А тут идем мы с ним раз по Лешно, на улице полно народу, и вдруг какие-то эсэсовцы начали стрелять.

Толпа бросилась бежать. Он тоже.

Знаешь, до того я вообще не представлял себе, что он может чего-нибудь испугаться. А он, мой кумир, удирал.

Дело в том, что он привык всегда иметь при себе оружие: в училище, в Варшаве в сентябре, в Модлине. У врага было оружие, и у него было, вот он и был смелый. А тут враг стреляет, а он стрелять не может - и он стал другим человеком.

Произошло это внезапно: просто он, ничего не объясняя, прекратил что-либо делать. И когда было назначено первое заседание штаба, его звать уже не имело смысла. Поэтому туда пошел я.

У него была девушка, Аня. Она попала в Павяк - потом, правда, ей удалось оттуда вырваться, но, когда ее забрали, он окончательно сломался. Пришел к нам, уперся руками в стол и стал говорить, что мы все равно обречены, что нас перережут, что мы молоды и должны бежать в лес…

Его выслушали не перебивая.

Когда он ушел, кто-то сказал: "Это потому, что ее забрали. Теперь ему уже незачем жить. Теперь он погибнет". Тогда каждый нуждался, чтобы рядом был человек, вокруг которого вертелась бы его жизнь, ради которого надо было что-то делать. Пассивность означала верную смерть. Делай что-нибудь - тогда у тебя будет шанс выжить. Чем-то занимайся, куда-то ходи…

От этой "деятельности" не было особого толка - и так все погибали, - но ты хотя бы не ждал своей очереди безучастно.

Полем моей "деятельности" был Умшлагплац - я должен был, с помощью наших людей из полиции, вызволять тех, кто был нам особенно нужен. Однажды я вытащил парня с девушкой - он работал в типографии, она была отличной связной. Вскоре оба погибли, он во время восстания, но до того успел один раз напечатать листовки, а она - на Умшлагплац, но прежде успела эти листовки разнести.

Какой в этом был смысл, хочешь спросить?

Никакого.
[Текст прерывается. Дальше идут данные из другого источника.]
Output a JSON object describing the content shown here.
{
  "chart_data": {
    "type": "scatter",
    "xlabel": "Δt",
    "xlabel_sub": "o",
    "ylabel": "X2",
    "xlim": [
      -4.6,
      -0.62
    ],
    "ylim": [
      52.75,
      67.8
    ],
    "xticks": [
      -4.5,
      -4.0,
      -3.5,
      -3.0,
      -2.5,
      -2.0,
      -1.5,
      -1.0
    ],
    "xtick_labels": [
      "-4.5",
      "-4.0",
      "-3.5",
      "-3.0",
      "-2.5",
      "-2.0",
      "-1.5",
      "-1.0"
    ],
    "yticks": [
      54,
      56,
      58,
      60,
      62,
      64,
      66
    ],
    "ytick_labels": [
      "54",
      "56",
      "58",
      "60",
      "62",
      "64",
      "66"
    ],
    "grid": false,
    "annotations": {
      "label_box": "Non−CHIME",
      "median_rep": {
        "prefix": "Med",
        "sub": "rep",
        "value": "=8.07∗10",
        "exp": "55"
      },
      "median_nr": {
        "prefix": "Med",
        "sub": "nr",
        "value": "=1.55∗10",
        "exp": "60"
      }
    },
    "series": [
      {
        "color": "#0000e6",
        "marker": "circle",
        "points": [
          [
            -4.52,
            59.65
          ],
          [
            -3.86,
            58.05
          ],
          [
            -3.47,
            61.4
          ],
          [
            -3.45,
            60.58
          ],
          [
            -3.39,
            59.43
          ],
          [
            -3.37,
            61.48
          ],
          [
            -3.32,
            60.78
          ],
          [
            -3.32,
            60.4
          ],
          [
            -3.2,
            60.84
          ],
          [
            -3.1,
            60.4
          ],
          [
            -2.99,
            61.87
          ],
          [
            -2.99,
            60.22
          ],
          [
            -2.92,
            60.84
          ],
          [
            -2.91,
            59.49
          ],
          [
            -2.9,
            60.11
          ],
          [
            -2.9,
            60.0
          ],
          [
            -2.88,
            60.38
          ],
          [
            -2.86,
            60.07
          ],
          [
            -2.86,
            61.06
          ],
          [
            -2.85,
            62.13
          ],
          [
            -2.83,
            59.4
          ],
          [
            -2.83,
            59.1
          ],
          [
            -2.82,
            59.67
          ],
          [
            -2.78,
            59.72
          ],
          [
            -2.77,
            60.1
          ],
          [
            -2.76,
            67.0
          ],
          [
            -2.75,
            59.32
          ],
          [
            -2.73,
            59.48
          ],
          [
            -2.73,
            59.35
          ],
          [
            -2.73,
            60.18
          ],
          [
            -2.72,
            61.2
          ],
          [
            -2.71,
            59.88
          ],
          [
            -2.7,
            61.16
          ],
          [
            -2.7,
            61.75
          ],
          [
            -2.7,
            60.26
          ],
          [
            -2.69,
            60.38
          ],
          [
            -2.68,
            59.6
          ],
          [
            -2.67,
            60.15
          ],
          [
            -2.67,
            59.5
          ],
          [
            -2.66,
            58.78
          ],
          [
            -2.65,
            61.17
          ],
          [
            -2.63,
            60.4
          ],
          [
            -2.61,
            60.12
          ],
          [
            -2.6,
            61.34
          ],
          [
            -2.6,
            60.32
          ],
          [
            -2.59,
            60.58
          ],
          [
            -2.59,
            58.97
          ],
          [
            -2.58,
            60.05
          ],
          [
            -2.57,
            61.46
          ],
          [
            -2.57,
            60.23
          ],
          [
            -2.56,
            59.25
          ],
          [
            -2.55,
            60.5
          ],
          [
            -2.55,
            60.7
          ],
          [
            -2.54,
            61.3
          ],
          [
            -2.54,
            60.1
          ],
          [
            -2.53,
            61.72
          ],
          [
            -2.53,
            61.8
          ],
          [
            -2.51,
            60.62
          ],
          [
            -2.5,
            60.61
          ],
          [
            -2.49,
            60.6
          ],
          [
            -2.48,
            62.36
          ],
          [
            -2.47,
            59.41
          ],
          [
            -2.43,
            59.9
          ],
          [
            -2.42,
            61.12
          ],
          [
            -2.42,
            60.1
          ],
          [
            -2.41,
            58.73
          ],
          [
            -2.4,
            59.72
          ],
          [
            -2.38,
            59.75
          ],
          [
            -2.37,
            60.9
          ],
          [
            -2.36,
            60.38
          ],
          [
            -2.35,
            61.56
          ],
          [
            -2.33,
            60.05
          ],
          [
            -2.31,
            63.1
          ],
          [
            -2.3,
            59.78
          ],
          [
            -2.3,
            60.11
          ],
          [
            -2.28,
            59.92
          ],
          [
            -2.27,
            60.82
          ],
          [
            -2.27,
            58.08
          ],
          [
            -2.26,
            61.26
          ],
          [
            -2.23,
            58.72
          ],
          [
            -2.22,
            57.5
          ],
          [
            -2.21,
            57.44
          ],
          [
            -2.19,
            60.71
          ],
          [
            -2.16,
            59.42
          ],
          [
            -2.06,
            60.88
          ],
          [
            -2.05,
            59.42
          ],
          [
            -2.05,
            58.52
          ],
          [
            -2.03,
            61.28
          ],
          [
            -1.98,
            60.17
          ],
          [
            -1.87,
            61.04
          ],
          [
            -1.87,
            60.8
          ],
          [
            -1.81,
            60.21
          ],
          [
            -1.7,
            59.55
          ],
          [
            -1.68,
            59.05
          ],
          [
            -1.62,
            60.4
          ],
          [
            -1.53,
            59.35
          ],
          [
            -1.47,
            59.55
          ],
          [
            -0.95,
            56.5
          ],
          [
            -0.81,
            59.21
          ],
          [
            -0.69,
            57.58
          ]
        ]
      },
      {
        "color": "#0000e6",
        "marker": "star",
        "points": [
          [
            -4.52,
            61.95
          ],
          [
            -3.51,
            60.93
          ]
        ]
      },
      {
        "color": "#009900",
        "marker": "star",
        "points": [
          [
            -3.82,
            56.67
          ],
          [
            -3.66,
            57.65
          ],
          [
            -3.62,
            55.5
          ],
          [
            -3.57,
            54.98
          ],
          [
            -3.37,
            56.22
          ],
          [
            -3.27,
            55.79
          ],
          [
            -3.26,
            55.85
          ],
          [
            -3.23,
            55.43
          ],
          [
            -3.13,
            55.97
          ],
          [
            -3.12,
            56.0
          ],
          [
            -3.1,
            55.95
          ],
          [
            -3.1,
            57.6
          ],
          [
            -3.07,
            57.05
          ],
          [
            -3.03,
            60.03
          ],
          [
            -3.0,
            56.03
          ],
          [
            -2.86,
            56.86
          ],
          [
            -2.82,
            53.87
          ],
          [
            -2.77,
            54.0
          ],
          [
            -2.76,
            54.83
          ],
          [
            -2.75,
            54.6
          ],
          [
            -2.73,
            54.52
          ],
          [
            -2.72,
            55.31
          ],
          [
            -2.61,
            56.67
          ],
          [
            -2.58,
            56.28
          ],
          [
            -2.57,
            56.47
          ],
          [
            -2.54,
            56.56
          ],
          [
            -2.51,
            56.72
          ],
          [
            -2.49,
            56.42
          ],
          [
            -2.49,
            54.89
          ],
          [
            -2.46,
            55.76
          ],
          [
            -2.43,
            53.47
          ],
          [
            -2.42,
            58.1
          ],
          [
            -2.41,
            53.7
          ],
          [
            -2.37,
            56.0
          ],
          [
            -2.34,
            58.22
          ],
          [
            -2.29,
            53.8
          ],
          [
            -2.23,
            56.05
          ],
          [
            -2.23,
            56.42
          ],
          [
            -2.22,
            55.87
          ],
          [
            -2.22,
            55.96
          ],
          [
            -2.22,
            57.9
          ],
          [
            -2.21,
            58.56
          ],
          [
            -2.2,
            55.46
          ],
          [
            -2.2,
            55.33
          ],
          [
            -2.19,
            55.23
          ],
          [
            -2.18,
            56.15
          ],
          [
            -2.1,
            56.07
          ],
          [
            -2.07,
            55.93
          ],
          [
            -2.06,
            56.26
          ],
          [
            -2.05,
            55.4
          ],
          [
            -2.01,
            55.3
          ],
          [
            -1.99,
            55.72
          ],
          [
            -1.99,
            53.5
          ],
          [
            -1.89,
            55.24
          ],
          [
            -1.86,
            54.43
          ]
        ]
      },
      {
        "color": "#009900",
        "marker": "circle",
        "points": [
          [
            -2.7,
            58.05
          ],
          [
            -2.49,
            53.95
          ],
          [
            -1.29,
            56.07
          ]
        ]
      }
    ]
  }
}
Благодаря этому человек не стоял на бочке. Вот и все.

Возле Умшлагплац помещалась амбулатория. В ней работали ученицы школы медсестер, - кстати, это была единственная школа в гетто. Директор, Люба Блюм, следила, чтобы все было так, как должно быть в настоящем, солидном учебном заведении: белоснежные халаты, накрахмаленные шапочки и образцовая дисциплина… Чтобы выцарапать человека с Умшлагплац, следовало доказать немцам, что он действительно болен. Больных на "скорой помощи" отправляли домой: немцы до последней минуты поддерживали в людях уверенность, что в этих вагонах их везут на работу, а работать, как известно, могут только здоровые. Ну вот, и эти девочки из амбулатории, эти медсестры, ломали ноги тем, кого надо было спасти. Клали ногу на деревянную чурку, а другой чуркой ударяли - в своих сверкающих халатиках образцовых учениц…

Погрузки в вагоны ждали в помещении школы. Людей выводили оттуда поочередно, сперва с одного этажа, потом с другого, так что те, кто был на первом этаже, удирали на второй, со второго на третий, но этажей было только четыре, поэтому на четвертом активность и энергия у всех иссякали - дальше идти было некуда. На четвертом этаже был большой физкультурный зал. Там на полу лежало несколько сот человек. Никто не вставал, не ходил, вообще никто не двигался, люди лежали, апатичные и безмолвные.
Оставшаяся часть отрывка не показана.